Carandiru Meets B-Boying
20 June 2009 | by (Edinburgh, Scotland) – See all my reviews

Seven years ago at the Edinburgh Film Festival I was lucky enough to see a 'Breathe Control', a documentary about the unofficial fifth element of Hip-Hop, Beat-Boxing. I say 'lucky' because the film was never released, and lots of people still want to see it - My review is still on the films page on IMDb. 'Turn it Loose' feels like part two of in an 'Elements' documentary series, focusing as it does on another one of Hip-Hop's elements, Break dancing... or to give it it's accepted term 'B- Boying'.

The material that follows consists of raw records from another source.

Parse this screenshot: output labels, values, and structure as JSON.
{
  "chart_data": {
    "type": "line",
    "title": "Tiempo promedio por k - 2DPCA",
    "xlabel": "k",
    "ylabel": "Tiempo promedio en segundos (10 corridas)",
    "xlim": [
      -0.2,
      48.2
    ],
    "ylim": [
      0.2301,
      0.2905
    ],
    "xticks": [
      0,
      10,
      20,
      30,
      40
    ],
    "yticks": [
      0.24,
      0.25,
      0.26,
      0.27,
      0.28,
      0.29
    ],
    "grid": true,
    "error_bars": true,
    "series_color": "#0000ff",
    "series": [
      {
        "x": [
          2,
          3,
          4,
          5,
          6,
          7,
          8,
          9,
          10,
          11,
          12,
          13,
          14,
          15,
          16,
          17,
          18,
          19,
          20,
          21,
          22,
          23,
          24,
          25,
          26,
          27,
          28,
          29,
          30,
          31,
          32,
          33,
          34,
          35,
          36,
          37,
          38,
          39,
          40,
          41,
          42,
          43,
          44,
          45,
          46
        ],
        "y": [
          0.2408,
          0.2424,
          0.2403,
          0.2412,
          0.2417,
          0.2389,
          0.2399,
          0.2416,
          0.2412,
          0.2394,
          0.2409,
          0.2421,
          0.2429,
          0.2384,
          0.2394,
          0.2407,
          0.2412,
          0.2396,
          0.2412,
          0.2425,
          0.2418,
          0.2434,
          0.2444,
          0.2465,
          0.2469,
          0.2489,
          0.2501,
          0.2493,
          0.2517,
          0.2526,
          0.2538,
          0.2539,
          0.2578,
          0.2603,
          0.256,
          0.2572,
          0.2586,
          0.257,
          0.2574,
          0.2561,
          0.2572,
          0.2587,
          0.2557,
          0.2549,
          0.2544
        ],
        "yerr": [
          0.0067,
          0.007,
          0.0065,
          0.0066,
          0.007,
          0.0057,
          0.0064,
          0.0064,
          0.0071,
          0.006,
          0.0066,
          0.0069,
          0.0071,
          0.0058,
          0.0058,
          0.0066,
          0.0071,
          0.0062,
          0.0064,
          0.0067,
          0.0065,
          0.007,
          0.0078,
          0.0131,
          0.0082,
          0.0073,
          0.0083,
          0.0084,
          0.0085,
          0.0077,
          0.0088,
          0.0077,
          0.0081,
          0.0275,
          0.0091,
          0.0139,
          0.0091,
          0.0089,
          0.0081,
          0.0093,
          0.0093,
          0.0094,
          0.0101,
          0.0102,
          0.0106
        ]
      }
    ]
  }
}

Every year see's Red Bull put on the One B-Boy Championship where dancers square off against each other in a knock-out one-on-one tournament. Each dancer dances three short 30 second rounds against each other in an arena while the crowd cheers and whoops it up from the stands. Hong 10 won the tournament in 2006, and returns to defend his titles in 2007's battle, which the documentary is based around. Hong 10 is a young Japanese kid who lives for the thrill of that baying crowd. He compares the rush he gets in the battle and from the cheers with almost drowning as a kid, that sense of panic when you know you are out of breath.

Lilou is a cocky French Algerian who won the competition in 2005 but got put out in the first round in 2006. He refuses to hand back his winning Championship belt to Red Bull as without it he is nothing. He's a Muslim and we see him praying to Mecca in the build up to the competition, which he enters wearing a traditional Arab headscarf to show his solidarity with Muslims around the world when he battles American Roxrite in the semifinal.

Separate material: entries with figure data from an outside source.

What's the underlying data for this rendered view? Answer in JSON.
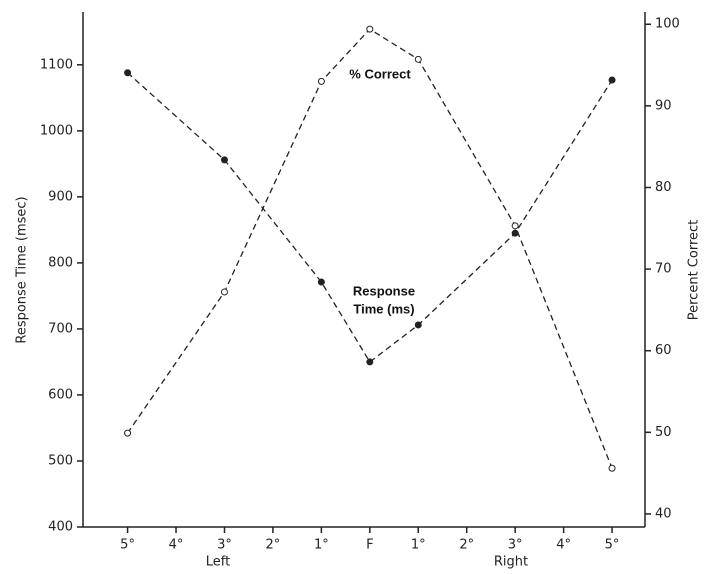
{
  "chart_data": {
    "type": "line",
    "x": [
      -5,
      -3,
      -1,
      0,
      1,
      3,
      5
    ],
    "xlim": [
      -5.92,
      5.68
    ],
    "xticks": [
      {
        "value": -5,
        "label": "5°"
      },
      {
        "value": -4,
        "label": "4°"
      },
      {
        "value": -3,
        "label": "3°"
      },
      {
        "value": -2,
        "label": "2°"
      },
      {
        "value": -1,
        "label": "1°"
      },
      {
        "value": 0,
        "label": "F"
      },
      {
        "value": 1,
        "label": "1°"
      },
      {
        "value": 2,
        "label": "2°"
      },
      {
        "value": 3,
        "label": "3°"
      },
      {
        "value": 4,
        "label": "4°"
      },
      {
        "value": 5,
        "label": "5°"
      }
    ],
    "x_annotations": [
      "Left",
      "Right"
    ],
    "ylabel": "Response Time (msec)",
    "ylim": [
      400,
      1180
    ],
    "yticks": [
      400,
      500,
      600,
      700,
      800,
      900,
      1000,
      1100
    ],
    "y2label": "Percent Correct",
    "y2lim": [
      38.4,
      101.5
    ],
    "y2ticks": [
      40,
      50,
      60,
      70,
      80,
      90,
      100
    ],
    "series": [
      {
        "name": "Response Time (ms)",
        "color": "#222222",
        "marker": "filled",
        "values": [
          1088,
          956,
          771,
          650,
          706,
          845,
          1077
        ]
      },
      {
        "name": "% Correct",
        "color": "#222222",
        "marker": "open",
        "axis": "y2",
        "values": [
          49.9,
          67.2,
          93,
          99.4,
          95.7,
          75.3,
          45.6
        ]
      }
    ],
    "annotations": [
      [
        "% Correct"
      ],
      [
        "Response",
        "Time (ms)"
      ]
    ]
  }
}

Roxrite wins, and the crowd starts booing. Lilou takes this as a personal win. Roxrite puts it down to the fact

he's American. The championship takes place in Johannesburg, and he says everyone thinks it's all great for everyone in the US. We learn he's had a tough life and grew up homeless on the streets with his family and he believes that's what gave him his drive to succeed in the B-Boy world.

My favourite B-Boyer was Taisuke, not for his abilities (Roxrite perhaps the most technically accomplished dancer), but for his Samurai-like take on life. He lives on his own in Tokyo after leaving his disapproving parents in Nagasaki. His entire life is dedicated to the art of B- Boying. He says "I live for the Breakbeat. Even when I'm old I will always remember the Breakbeat. It's with me till I die". I just wish it wasn't in Japanese, but English, so I could sample it for a tune.

The introduction of each character always takes parts during one of the battles. The camera will freeze in the middle of an amazing move and we hear the bboy's voice-over. It had a feel of Caradiru/City of God feel to it - IE. I am Lilou, this is my story. While I liked this at first it started to grate after a while as it interrupted the flow of the battles themselves. This narration also felt a bit too 'X-Factor'/BGT at times, every B-Boyer giving us a tragic story relating to his life, that while I sympathised, was unnecessary.

While I really enjoyed the film, that came from the characters, their personal philosophies and the little moments of comedy that came from those beliefs. The dancing whilst spectacular did get a little samey at times, and because of this I'm willing to forgive the continuous character story interruptions as it might have been a poorer film without them. However I couldn't help but feel a lack of emotional connection between filmmaker and subject that was abundant in 'Breathe Control'. What BC lacked in budget, cinematography and direction it more than made up for in it's enthusiasm for the subject matter. 'Turn it Loose' seemed to be made by an insider looking into a scene he isn't part of. The film was made by an ex music video director, Alastair Siddons in conjunction with the sponsors Red Bull and I feel this corporate driving force was to the film's detriment. I'm going to dig out 'Planet B-Boy' on DVD now, hopefully that will be free of corporate shilling.

PS. A bonus of the feature was also seeing Spike Jonze's new short featuring skaters in slow motion, on the build up to tricks. It continuously cut to another just as the money shot was about to happen and eventually built to a collage of stunts where the ramps exploded. Very cool.